HC Deb 08 July 2003 vol 408 cc669-70W
Mrs. Curtis-Thomas

To ask the Secretary of State for Environment, Food and Rural Affairs what steps the Government has taken to tackle climate change and improve air quality. [124198]

Mr. Morley

The UK Climate Change Programme, published in 2000, sets out the policy framework for delivering the UK's Kyoto commitment to reduce greenhouse gas emissions by 12.5 per cent. below base year levels by 2008–12 and to move towards the domestic goal of reducing carbon dioxide emissions by 20 per cent. below 1990 levels by 2010.

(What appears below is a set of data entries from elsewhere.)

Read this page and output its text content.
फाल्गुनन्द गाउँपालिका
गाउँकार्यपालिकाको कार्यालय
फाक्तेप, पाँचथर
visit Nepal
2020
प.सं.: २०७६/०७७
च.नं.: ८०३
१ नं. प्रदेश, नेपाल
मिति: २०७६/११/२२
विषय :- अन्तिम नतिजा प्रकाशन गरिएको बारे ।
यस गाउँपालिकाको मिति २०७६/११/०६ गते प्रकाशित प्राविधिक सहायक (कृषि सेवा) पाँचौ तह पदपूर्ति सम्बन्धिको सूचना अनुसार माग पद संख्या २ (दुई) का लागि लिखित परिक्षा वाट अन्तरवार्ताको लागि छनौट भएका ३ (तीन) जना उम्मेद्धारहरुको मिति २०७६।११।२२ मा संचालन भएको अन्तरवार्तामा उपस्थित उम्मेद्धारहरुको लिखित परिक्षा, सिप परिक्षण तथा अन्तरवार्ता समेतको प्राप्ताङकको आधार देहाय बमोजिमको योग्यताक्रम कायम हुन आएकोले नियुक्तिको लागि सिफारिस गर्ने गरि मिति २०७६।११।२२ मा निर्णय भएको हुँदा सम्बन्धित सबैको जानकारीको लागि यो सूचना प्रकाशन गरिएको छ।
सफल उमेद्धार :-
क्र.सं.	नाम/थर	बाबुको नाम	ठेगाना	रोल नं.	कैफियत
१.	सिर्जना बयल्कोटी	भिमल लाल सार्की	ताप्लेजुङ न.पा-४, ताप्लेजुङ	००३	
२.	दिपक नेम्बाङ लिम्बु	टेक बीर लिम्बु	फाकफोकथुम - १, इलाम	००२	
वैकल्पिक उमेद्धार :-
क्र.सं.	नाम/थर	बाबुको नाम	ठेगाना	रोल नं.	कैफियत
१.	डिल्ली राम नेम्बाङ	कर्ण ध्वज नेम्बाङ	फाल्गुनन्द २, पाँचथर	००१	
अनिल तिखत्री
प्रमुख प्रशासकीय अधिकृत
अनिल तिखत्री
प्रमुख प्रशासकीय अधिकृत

Policies in the Climate Change Programme include the following: the Climate Change Levy, which applies to energy used in the business and public sectors, is helping to fund measures to promote better energy efficiency in business and the public sector; Climate Change Agreements which allow energy intensive business users to receive 80 per cent. discount from the Climate Change Levy, in return for meeting challenging energy efficiency or carbon saving targets; the Carbon Trust, which is recycling about £100 million of climate change levy receipts to boost the take-up of cost-effective, low-carbon technologies; a UK-wide Emissions Trading Scheme, with Government support of £215 million over five years; targets to provide 10 per cent. of the UK's electricity from renewable sources of energy by 2010; the Energy Efficiency Commitment, which requires electricity and gas suppliers to help domestic customers to save energy and cut fuel bills; European Union voluntary agreements with car manufacturers to improve fuel efficiency by at least 25 per cent., backed up by changes to vehicle excise duty and company car taxation, and the 10 Year Plan for Transport.

Data for emissions of the basket of six greenhouse gases for 2001, submitted to the United Nations Framework Convention on Climate Change in April 2003, show that emissions fell by 12.3 per cent. between the base year and 2001. Emissions of carbon dioxide for 2002 are provisionally estimated at 8 to 9 per cent. below 1990 levels.

Latest projections suggest we are well on course to meet our Kyoto commitment, a conclusion that is also supported by a recent independent assessment by the United Nations Framework Convention on Climate Change.

The Government's policies on improving air quality are set out in detail in the Air Quality Strategy for England, Scotland, Wales and Northern Ireland, published in January 2000. The Strategy explains the measures that are in place to reduce emissions of harmful pollutants from all sectors, including road transport and industry. Copies are available via the Department's website at www.defra.gov.uk/environment/airquality.

Air quality in urban areas has improved significantly over the last decade, as a result largely of the progressively tighter European Union standards for new vehicles and fuels, and of the continuing reduction in total emissions from industry. The air quality headline indicator, published annually, shows that the average number of days of moderate or poor air quality in urban areas of the UK has reduced from 59 days in 1993 to 20 days in 2002 and, in rural areas, from 50 days in 1990 to 30 days in 2002.